I crave, I yearn, I wait, I desire, I wish, I hope, I need, I want. What for? U may rightly ask, and my answer would be, I know not. I know not what it is that I'm looking for, what is the urge, what is the urgent propellant force that makes me look perpetually in all odd directions.

It is a craving for something undefined, unintelligible to me, but how can one crave something that one has no knowledge of? So it must be a craving for something experienced in the past maybe in this life or some previous life. I know not. I am convinced that there is a time and a place that I was at in the past or maybe its in the future and for some strange reason I'm to return to that place, that feeling that nuance, that moment in space-time. It is that place that I must direct all my present and future actions towards, my inner compass must point towards that elusive nadir, that misty oasis.
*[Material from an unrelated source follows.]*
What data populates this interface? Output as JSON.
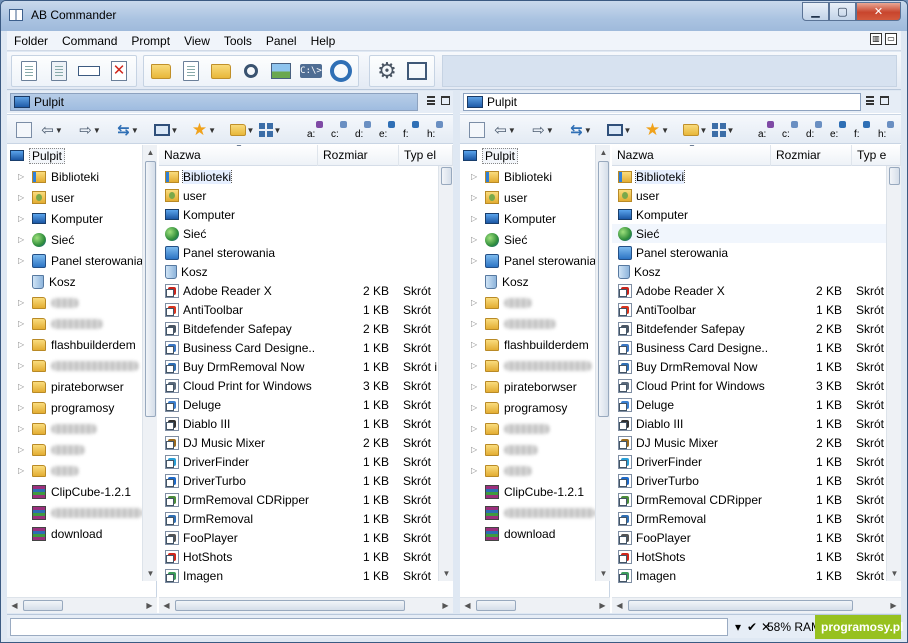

I yearn for that place. It is both a physical entity, an actual place with all the necessary dimensions, and it is a mental state, it is past events all mixed up, the good ones, and the future destinations I want to be at. It is an amalgam of past and future, it is nostalgia for my childhood days and it is a yearning for the days to come. I feel lost in the present, either I want to return or else I want to go, there is no staying.

I wait for it to arrive to me. That point in time where I want to be. I wait all the time, at all times, for all times, for times gone by and times to come.

I desire to be immersed in the fragrance of lost days, the familiar smells of my past and I desire to live the scent of the future. I want to remember what I already have in my mind's eye and relive the days gone and I want to feel the fresh budding scents and flavors of the days to come yet.

I wish I can be there, wherever that secret place is and I hope to be there soon. I need to be there as that is the only place to be.

I want to search for lost time and reminisce in the remembrance of things past..........

Comments

  1. You will get there so not to worry.....very well written and so meaningful.